RIO – O Ministério da Saúde adiquiriu no final do ano passado 15 milhões de sachês de gel lubrificante. O produto é indicado para ser usado nas relações anais por grupos mais vulneráveis à infecções de HIV, como homossexuais, travestis e profissionais do sexo. O lote foi comprado por R$ 1,160 milhão, segundo revela matéria de Evandro Éboli publicada na edição desta quarta-feira do jornal O Globo.

O gel começou a ser comprado pelo Programa Nacional de Aids em caráter experimental em 2001. No final do ano, passado o ministério decidiu ampliar a distribuição do produto, que torna mais seguro o uso da camisinha na relação anal e evita o rompimento do preservativo.
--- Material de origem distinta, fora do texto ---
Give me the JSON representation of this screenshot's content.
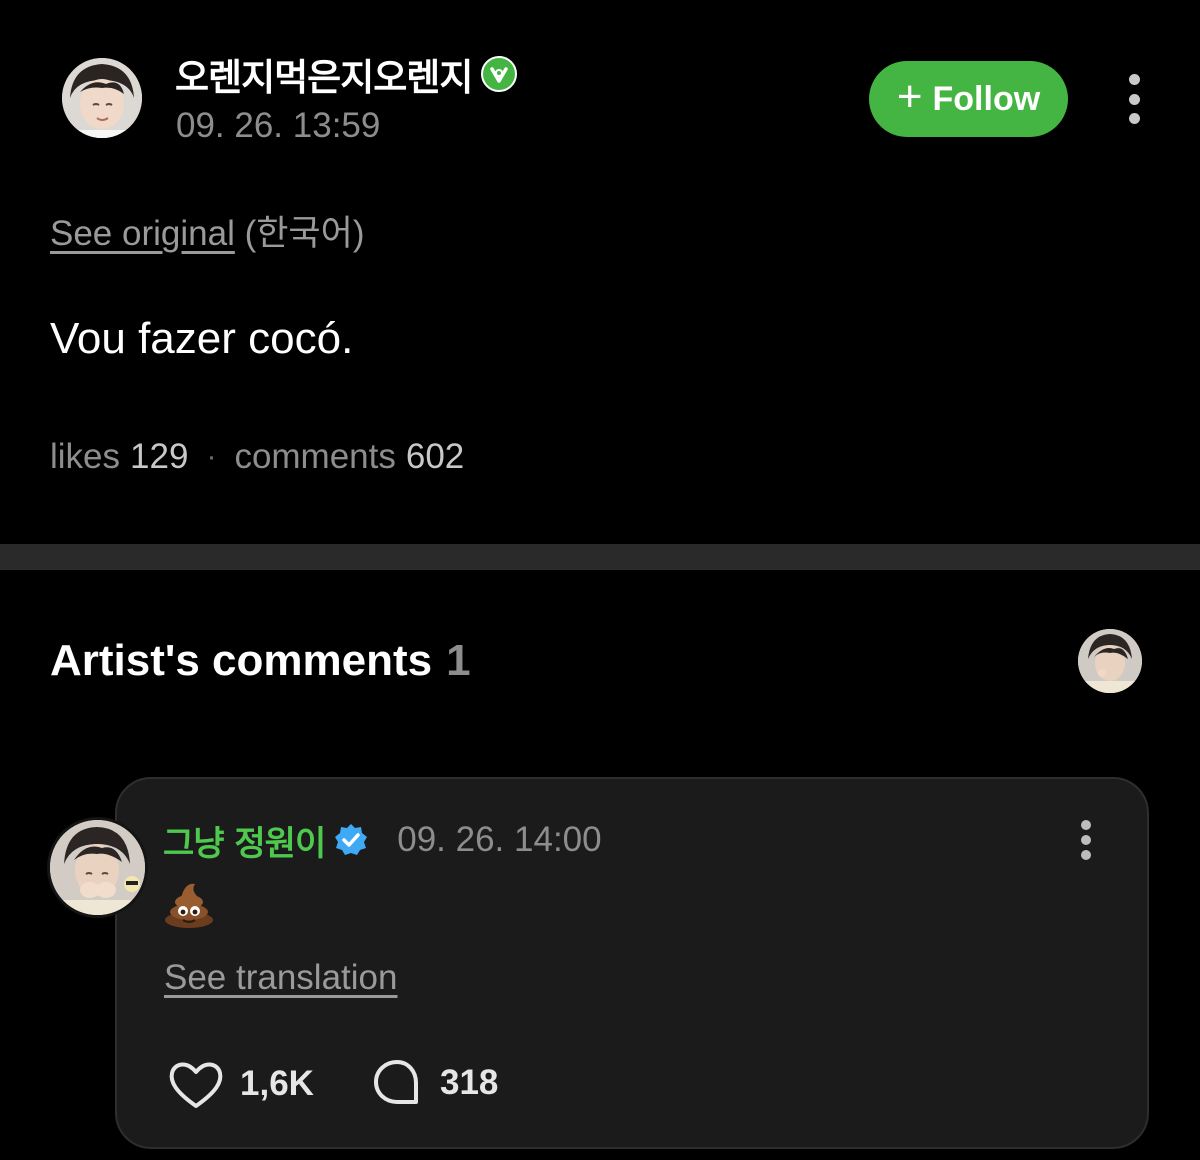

Caso a camisinha fure, o gel ajuda a evitar contaminação.

O gel é distribuído nos postos de saúde também para mulheres que estão na menopausa, geralmente com idade superior a 45 anos. Nessa fase, elas perdem a lubrificação natural da vagina. O sachê é distribuído junto com preservativos masculinos e femininos. Segundo Brito, a demanda nacional é de 30 milhões de unidades, o dobro do lote que está sendo comprado neste momento.

- O gel lubrificante atua como um coajuvante facilitador da proteção nas relações anais. A aceitação foi muito positiva e a vantagem é que, ao longo dos anos, o preço da unidade caiu muito – conta Ivo Brito.

Leia a reportagem completa no Globo Digital (somente para assinantes)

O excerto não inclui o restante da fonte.